At the heart of the overhaul is a switch to collateral-charge mortgages, which are similar to lines of credit. The bank is encouraging employees to approve customers at 125 per cent of a home's actual value under certain circumstances, so the homeowner can easily borrow more money if their property increases in value.
Unlike traditional mortgages, the collateral mortgages are difficult to transfer from one lender to another, because they must be paid in full to be cancelled. That means if someone wants to change lenders, they need to renegotiate from scratch.
While other banks offer variations on the collateral mortgage, TD is the first to switch exclusively as of Oct. 18. Existing mortgages aren't affected by the change.
The bank's move comes as the housing market cools and fewer Canadians apply for mortgages. It's an attempt to entice buyers who expect to tap into rising values and don't plan to shop around for better rates in the future.
Competition for new business is intensifying; record low mortgage rates weren't enough to stop a slowdown of new buyers in the market during the summer. Sales fell by more than 30 per cent in Toronto and Vancouver, sending lenders scrambling to secure new business with innovative products and even lower rates.
Bank of Montreal currently offers the least expensive five-year fixed term at 3.59 per cent, although only its best applicants are likely to qualify at the special rate. Bank of Nova Scotia offers its customers the ability to split mortgages into two or three different components, each with its own terms.
TD said its new offering will ensure customers don't pay additional charges to tap into their rising equity, which it called "great news for both you and your customer" in an internal memo to its mortgage brokers.

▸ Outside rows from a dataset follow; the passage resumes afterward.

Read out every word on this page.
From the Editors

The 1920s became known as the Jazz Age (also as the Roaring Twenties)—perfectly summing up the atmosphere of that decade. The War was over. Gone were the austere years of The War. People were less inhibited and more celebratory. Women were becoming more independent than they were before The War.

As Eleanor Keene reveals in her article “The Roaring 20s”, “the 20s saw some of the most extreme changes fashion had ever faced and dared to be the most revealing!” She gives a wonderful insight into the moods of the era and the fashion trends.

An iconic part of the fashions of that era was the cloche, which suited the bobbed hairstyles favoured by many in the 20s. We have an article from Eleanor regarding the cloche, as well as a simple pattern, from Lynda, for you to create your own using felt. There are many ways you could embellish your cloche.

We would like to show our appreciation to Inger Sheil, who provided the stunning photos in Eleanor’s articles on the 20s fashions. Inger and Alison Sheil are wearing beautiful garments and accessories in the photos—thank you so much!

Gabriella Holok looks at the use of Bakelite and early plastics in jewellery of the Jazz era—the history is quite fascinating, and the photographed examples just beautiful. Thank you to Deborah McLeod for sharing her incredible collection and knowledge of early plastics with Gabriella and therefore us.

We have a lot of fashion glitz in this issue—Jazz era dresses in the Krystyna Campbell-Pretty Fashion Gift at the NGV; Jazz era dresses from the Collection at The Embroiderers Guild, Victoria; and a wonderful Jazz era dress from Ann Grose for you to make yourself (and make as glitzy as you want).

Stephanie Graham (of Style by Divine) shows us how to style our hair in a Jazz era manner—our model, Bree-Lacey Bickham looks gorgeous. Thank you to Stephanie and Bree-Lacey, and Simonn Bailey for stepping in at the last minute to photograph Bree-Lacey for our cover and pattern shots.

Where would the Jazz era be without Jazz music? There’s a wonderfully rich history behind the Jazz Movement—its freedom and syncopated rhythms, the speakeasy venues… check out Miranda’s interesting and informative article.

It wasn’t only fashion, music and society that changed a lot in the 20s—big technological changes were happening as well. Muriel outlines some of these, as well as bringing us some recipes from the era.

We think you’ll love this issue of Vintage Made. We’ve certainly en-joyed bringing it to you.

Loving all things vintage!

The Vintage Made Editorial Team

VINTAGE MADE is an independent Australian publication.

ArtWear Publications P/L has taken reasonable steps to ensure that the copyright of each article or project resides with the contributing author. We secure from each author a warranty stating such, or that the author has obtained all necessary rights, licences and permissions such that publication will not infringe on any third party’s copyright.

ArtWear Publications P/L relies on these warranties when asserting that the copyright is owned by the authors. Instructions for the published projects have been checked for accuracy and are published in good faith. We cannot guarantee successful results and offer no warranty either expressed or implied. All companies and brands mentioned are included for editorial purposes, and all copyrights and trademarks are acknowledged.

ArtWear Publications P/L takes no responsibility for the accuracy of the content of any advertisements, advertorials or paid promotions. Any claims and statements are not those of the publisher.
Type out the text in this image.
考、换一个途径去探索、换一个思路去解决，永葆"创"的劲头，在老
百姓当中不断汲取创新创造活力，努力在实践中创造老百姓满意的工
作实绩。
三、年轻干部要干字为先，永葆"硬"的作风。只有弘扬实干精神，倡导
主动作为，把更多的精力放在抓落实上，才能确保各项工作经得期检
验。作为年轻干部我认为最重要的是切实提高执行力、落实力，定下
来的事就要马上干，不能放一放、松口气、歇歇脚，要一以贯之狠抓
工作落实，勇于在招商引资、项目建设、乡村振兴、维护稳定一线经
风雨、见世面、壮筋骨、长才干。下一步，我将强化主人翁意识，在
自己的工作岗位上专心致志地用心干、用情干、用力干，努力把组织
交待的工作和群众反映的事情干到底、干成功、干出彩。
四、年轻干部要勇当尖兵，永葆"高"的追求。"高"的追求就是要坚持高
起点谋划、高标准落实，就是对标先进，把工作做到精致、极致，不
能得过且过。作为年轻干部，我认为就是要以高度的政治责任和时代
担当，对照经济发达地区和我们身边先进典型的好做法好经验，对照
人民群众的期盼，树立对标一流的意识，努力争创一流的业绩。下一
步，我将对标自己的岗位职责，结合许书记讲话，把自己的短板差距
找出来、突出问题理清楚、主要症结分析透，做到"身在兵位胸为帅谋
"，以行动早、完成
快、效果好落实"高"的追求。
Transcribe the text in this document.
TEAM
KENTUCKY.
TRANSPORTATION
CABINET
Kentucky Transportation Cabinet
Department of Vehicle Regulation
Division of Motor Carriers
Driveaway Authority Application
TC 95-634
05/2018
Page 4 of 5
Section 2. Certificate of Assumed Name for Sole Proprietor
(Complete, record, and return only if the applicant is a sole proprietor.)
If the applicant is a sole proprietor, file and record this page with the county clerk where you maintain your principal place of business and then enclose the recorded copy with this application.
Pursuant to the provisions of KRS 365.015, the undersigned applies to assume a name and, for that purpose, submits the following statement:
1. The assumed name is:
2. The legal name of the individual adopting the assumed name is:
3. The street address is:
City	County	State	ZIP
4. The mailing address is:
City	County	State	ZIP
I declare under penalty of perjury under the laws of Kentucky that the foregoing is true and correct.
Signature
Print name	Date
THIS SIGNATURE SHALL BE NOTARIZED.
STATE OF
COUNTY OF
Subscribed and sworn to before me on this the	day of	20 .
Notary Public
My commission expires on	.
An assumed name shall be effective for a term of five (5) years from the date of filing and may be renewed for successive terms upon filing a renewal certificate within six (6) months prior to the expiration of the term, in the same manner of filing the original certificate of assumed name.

"Customers may under many circumstances choose to register their collateral charge for more than the approved principal amount of the mortgage, up to 125 per cent of the property value," the e-mail stated. "This will allow them to borrow additional funds in the future without having to re-register ... eliminating any solicitor and in-house registration fees."
A homeowner can't simply call the bank and access the extra money they were approved for, however. The deal is dependent on values rising, and in each instance the bank said it would need to inspect the home.
"Part of our credit approval includes an assessment of the current value of the property - an appraisal of the property - to ensure the existing value can support the increased borrowing," said spokesperson Kelly Hechler.
The move has sparked anger among the country's independent mortgage brokers, who see the change as a direct shot at an industry that has been gaining market share from the big banks by competing fiercely on mortgage rates.
"Credit unions have always gone this route so it's not like they are reinventing the wheel," said Mike Averbach of Vancouver's Averbach Mortgages. "People literally have to cash out if they want to change over, so it's just another way for them to be handcuffed to the bank."